Wiley Cash got a lot of love for his debut novel, A Land More Kind Than Home, and rightly so. Told from alternating first-person points of view, A Land More Kind Than Home is the story of faith and religion gone awry. Adelaide Lyle is the town midwife, and she opens the story by explaining why she left the church that was home and family to her for decades in the tiny western North Carolina town where she lives. After another congregant in the church is killed during some….er, questionable worship practices (and the death covered up by the Reverend Chambliss and Adelaide’s fellow congregants), Adelaide decides she must shield the congregation’s children from things that are happening inside the church. She comes to an uneasy agreement with Reverend Chambliss that she will care for the children while the adults worship, an arrangement that seems to work until the day that Julie Hall decides to take her autistic son to the church.
The story’s other narrators are Jess, a nine-year old boy whose mother is one of the church’s congregants, and the Sheriff Clem Barefield. Through Jessie, we learn exactly what happens to his brother inside the church that later leads to his death. Sheriff Barefield rounds out the story by introducing more of the Hall family and its connection to a tragedy in his own family decades earlier.
The story is not a wholly original one, in that the reader can easily guess what is going to happen to Jess’s brother (nicknamed Stump) in that backwoods evangelical country church. But to Cash’s credit, he expertly paces the events surrounding what happens to Stump and Jess, weaving in the Sheriff’s backstory in way that shows us the ties that bind and those that have been torn. In addition, the ending is something of a surprise in terms of choices some of the characters make.
Cash easily could have been much more heavy-handed with all the religious material, but he does a good job of showing how good people can be caught up by a more powerful personality, especially when that personality is promising them everlasting salvation. Reverend Chambliss would have been right at home as a character in HBO’s True Detective, but that’s less because he’s a stereotype than because he’s a simple fact in some parts of the South. Not long after I finished Cash’s book, a news story broke about a preacher in Kentucky killed as a result of snake-handling.
Cash also does a good job moving between characters. In particular, the reader understands Jess’s distress and confusion as he tries to manage what he sees happening to his family due to his mother’s devotion to the church even after Stump’s death.
I hope it doesn’t seem that I am damning this book with faint praise by giving it three out of five stars. It is a solid, well-written debut, one that makes me eager to read Cash’s latest, This Dark Road to Mercy. I’m giving it three stars primarily because the story is not wholly original, and neither are the characters. The author has some characters make interesting choices at the end, but that doesn’t make the book ground-breaking in any way. That said, this novel is definitely worth reading, and Cash will be a writer to watch.

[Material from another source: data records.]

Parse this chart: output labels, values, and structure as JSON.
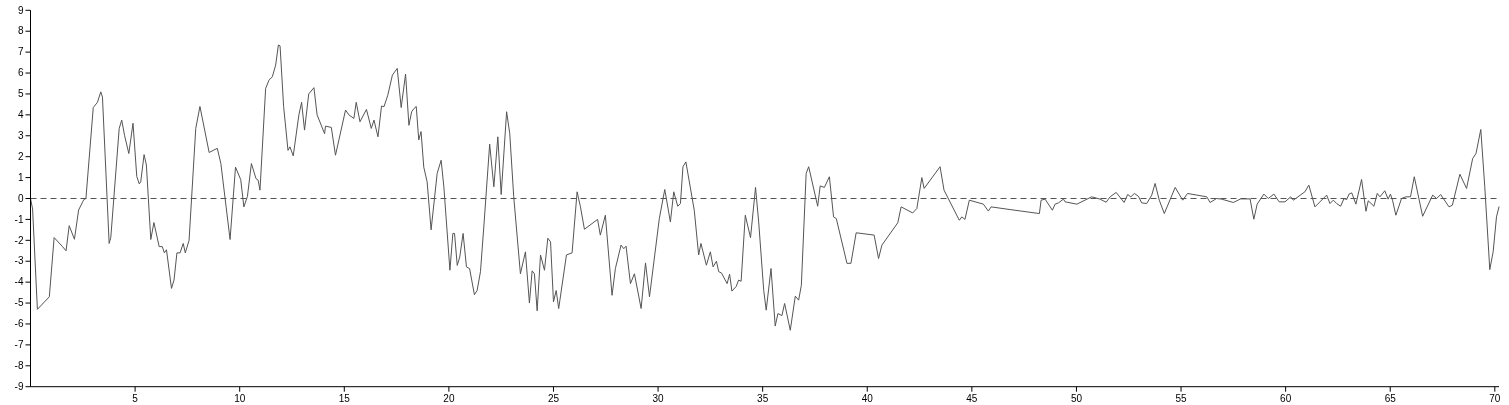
{
  "chart_data": {
    "type": "line",
    "xlim": [
      0,
      70.2
    ],
    "ylim": [
      -9,
      9
    ],
    "xticks": [
      5,
      10,
      15,
      20,
      25,
      30,
      35,
      40,
      45,
      50,
      55,
      60,
      65,
      70
    ],
    "yticks": [
      -9,
      -8,
      -7,
      -6,
      -5,
      -4,
      -3,
      -2,
      -1,
      0,
      1,
      2,
      3,
      4,
      5,
      6,
      7,
      8,
      9
    ],
    "grid": false,
    "marker": "none",
    "ref_lines": [
      {
        "axis": "y",
        "value": 0,
        "color": "#555555",
        "line_style": "dashed"
      }
    ],
    "series": [
      {
        "color": "#555555",
        "line_style": "solid",
        "x": [
          0,
          0.1,
          0.33,
          0.9,
          1.13,
          1.53,
          1.7,
          1.85,
          2.1,
          2.3,
          2.5,
          2.55,
          2.65,
          3.0,
          3.2,
          3.36,
          3.44,
          3.76,
          3.84,
          4.24,
          4.36,
          4.5,
          4.7,
          4.9,
          5.08,
          5.2,
          5.27,
          5.43,
          5.54,
          5.75,
          5.9,
          6.15,
          6.3,
          6.4,
          6.5,
          6.74,
          6.86,
          7.0,
          7.15,
          7.3,
          7.4,
          7.58,
          7.9,
          8.1,
          8.54,
          8.93,
          9.1,
          9.54,
          9.8,
          10.05,
          10.2,
          10.37,
          10.56,
          10.78,
          10.88,
          10.97,
          11.24,
          11.4,
          11.56,
          11.72,
          11.85,
          11.93,
          12.1,
          12.31,
          12.4,
          12.56,
          12.83,
          12.96,
          13.1,
          13.3,
          13.55,
          13.7,
          14.06,
          14.1,
          14.38,
          14.58,
          15.06,
          15.22,
          15.46,
          15.57,
          15.75,
          16.06,
          16.29,
          16.42,
          16.61,
          16.78,
          16.9,
          17.08,
          17.3,
          17.53,
          17.72,
          17.93,
          18.09,
          18.22,
          18.33,
          18.44,
          18.56,
          18.67,
          18.8,
          18.96,
          19.15,
          19.44,
          19.63,
          19.76,
          20.05,
          20.19,
          20.27,
          20.4,
          20.52,
          20.68,
          20.84,
          20.99,
          21.22,
          21.35,
          21.51,
          21.67,
          21.95,
          22.15,
          22.34,
          22.5,
          22.76,
          22.91,
          23.1,
          23.42,
          23.66,
          23.85,
          23.98,
          24.09,
          24.22,
          24.38,
          24.57,
          24.73,
          24.86,
          25.0,
          25.13,
          25.25,
          25.62,
          25.89,
          26.13,
          26.29,
          26.48,
          27.11,
          27.24,
          27.48,
          27.8,
          27.96,
          28.23,
          28.36,
          28.47,
          28.68,
          28.87,
          29.19,
          29.4,
          29.59,
          30.06,
          30.32,
          30.59,
          30.75,
          30.94,
          31.07,
          31.19,
          31.33,
          31.73,
          31.94,
          32.05,
          32.31,
          32.5,
          32.63,
          32.79,
          32.9,
          33.03,
          33.3,
          33.42,
          33.53,
          33.74,
          33.85,
          33.97,
          34.17,
          34.42,
          34.66,
          34.81,
          35.05,
          35.17,
          35.4,
          35.6,
          35.73,
          35.92,
          36.05,
          36.32,
          36.56,
          36.72,
          36.85,
          37.08,
          37.2,
          37.63,
          37.75,
          37.95,
          38.19,
          38.39,
          38.52,
          39.03,
          39.22,
          39.47,
          40.33,
          40.54,
          40.7,
          41.46,
          41.62,
          42.17,
          42.37,
          42.61,
          42.72,
          43.48,
          43.67,
          44.4,
          44.52,
          44.67,
          44.88,
          45.55,
          45.79,
          45.92,
          46.83,
          48.23,
          48.31,
          48.5,
          48.85,
          48.98,
          49.14,
          49.38,
          49.46,
          50.02,
          50.73,
          51.13,
          51.42,
          51.61,
          51.9,
          52.28,
          52.45,
          52.6,
          52.77,
          52.96,
          53.12,
          53.36,
          53.6,
          53.76,
          53.96,
          54.2,
          54.72,
          55.08,
          55.31,
          56.23,
          56.39,
          56.7,
          56.94,
          57.5,
          57.85,
          58.3,
          58.48,
          58.64,
          58.96,
          59.17,
          59.44,
          59.69,
          59.97,
          60.24,
          60.37,
          60.92,
          61.11,
          61.4,
          61.96,
          62.12,
          62.28,
          62.44,
          62.63,
          62.79,
          62.92,
          63.03,
          63.16,
          63.36,
          63.63,
          63.84,
          63.95,
          64.22,
          64.38,
          64.51,
          64.74,
          64.9,
          65.01,
          65.11,
          65.27,
          65.54,
          65.75,
          65.97,
          66.15,
          66.55,
          67.03,
          67.22,
          67.41,
          67.81,
          67.97,
          68.33,
          68.65,
          68.94,
          69.1,
          69.33,
          69.52,
          69.76,
          69.92,
          70.08,
          70.2
        ],
        "values": [
          0,
          -0.5,
          -5.3,
          -4.7,
          -1.87,
          -2.3,
          -2.5,
          -1.3,
          -1.95,
          -0.55,
          -0.15,
          -0.05,
          0,
          4.35,
          4.6,
          5.1,
          4.85,
          -2.15,
          -1.85,
          3.35,
          3.75,
          3.0,
          2.15,
          3.6,
          1.05,
          0.7,
          0.8,
          2.1,
          1.6,
          -1.96,
          -1.15,
          -2.3,
          -2.3,
          -2.6,
          -2.45,
          -4.3,
          -3.9,
          -2.6,
          -2.6,
          -2.15,
          -2.6,
          -2.0,
          3.35,
          4.4,
          2.2,
          2.4,
          1.67,
          -1.96,
          1.5,
          0.9,
          -0.4,
          0.1,
          1.67,
          0.95,
          0.88,
          0.4,
          5.26,
          5.66,
          5.82,
          6.38,
          7.34,
          7.3,
          4.4,
          2.3,
          2.47,
          2.04,
          4.0,
          4.6,
          3.27,
          5.0,
          5.3,
          4.0,
          3.1,
          3.46,
          3.4,
          2.07,
          4.23,
          4.0,
          3.83,
          4.6,
          3.67,
          4.26,
          3.35,
          3.75,
          2.95,
          4.42,
          4.39,
          4.94,
          5.9,
          6.22,
          4.35,
          5.95,
          3.5,
          4.15,
          4.3,
          4.4,
          2.8,
          3.2,
          1.5,
          0.8,
          -1.5,
          1.2,
          1.83,
          0.56,
          -3.43,
          -1.67,
          -1.67,
          -3.2,
          -2.8,
          -1.67,
          -3.27,
          -3.35,
          -4.6,
          -4.4,
          -3.5,
          -1.36,
          2.6,
          0.56,
          2.95,
          0.19,
          4.15,
          3.1,
          0.08,
          -3.6,
          -2.55,
          -5.0,
          -3.46,
          -3.6,
          -5.37,
          -2.7,
          -3.43,
          -1.9,
          -2.07,
          -4.94,
          -4.4,
          -5.26,
          -2.7,
          -2.6,
          0.32,
          -0.4,
          -1.47,
          -1.0,
          -1.75,
          -0.8,
          -4.63,
          -3.35,
          -2.23,
          -2.4,
          -2.28,
          -4.07,
          -3.6,
          -5.26,
          -3.08,
          -4.7,
          -0.96,
          0.43,
          -1.12,
          0.32,
          -0.37,
          -0.24,
          1.52,
          1.75,
          -0.56,
          -2.7,
          -2.15,
          -3.19,
          -2.55,
          -3.27,
          -3.0,
          -3.5,
          -3.56,
          -4.07,
          -3.62,
          -4.43,
          -4.2,
          -3.9,
          -3.96,
          -0.8,
          -1.87,
          0.53,
          -1.12,
          -4.39,
          -5.34,
          -3.35,
          -6.1,
          -5.5,
          -5.6,
          -5.02,
          -6.3,
          -4.67,
          -4.86,
          -4.15,
          1.2,
          1.52,
          -0.37,
          0.6,
          0.53,
          1.04,
          -0.88,
          -0.96,
          -3.1,
          -3.1,
          -1.64,
          -1.75,
          -2.87,
          -2.23,
          -1.16,
          -0.4,
          -0.69,
          -0.48,
          1.0,
          0.48,
          1.52,
          0.4,
          -1.04,
          -0.88,
          -1.0,
          -0.08,
          -0.27,
          -0.6,
          -0.4,
          -0.53,
          -0.72,
          -0.08,
          -0.03,
          -0.56,
          -0.27,
          -0.21,
          -0.03,
          -0.16,
          -0.27,
          0.08,
          -0.03,
          -0.18,
          0.08,
          0.29,
          -0.19,
          0.19,
          0.08,
          0.24,
          0.11,
          -0.21,
          -0.24,
          0.16,
          0.72,
          -0.08,
          -0.72,
          0.53,
          -0.08,
          0.24,
          0.08,
          -0.19,
          0,
          -0.03,
          -0.19,
          -0.02,
          -0.02,
          -0.99,
          -0.27,
          0.21,
          0,
          0.21,
          -0.16,
          -0.16,
          0.08,
          -0.08,
          0.32,
          0.64,
          -0.4,
          0.16,
          -0.24,
          -0.08,
          -0.24,
          -0.37,
          0,
          -0.05,
          0.21,
          0.27,
          -0.27,
          0.91,
          -0.61,
          -0.11,
          -0.37,
          0.24,
          0.08,
          0.37,
          -0.03,
          0.21,
          -0.08,
          -0.8,
          0,
          0.08,
          0.08,
          1.04,
          -0.85,
          0.16,
          0,
          0.19,
          -0.4,
          -0.32,
          1.16,
          0.48,
          1.91,
          2.15,
          3.3,
          0.56,
          -3.4,
          -2.55,
          -0.88,
          -0.4
        ]
      }
    ]
  }
}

And on the three-star rating: Lately I feel I’ve been grading on a curve. I’ve been giving solid, well-written books four or sometimes even five stars. But some of those books weren’t great, and it occurred to me one day that there is absolutely nothing wrong with three stars. Lately, I think that three stars have generally come to mean, “Meh, it was okay.” To me, three stars means that author got most things right: the writing, the pacing, the character development, the story. But I’ve decided to save those fourth and fifth stars for books that sweep me away, that show me something wholly original, that make me marvel and wonder at the effort–or effortlessness–of the writing.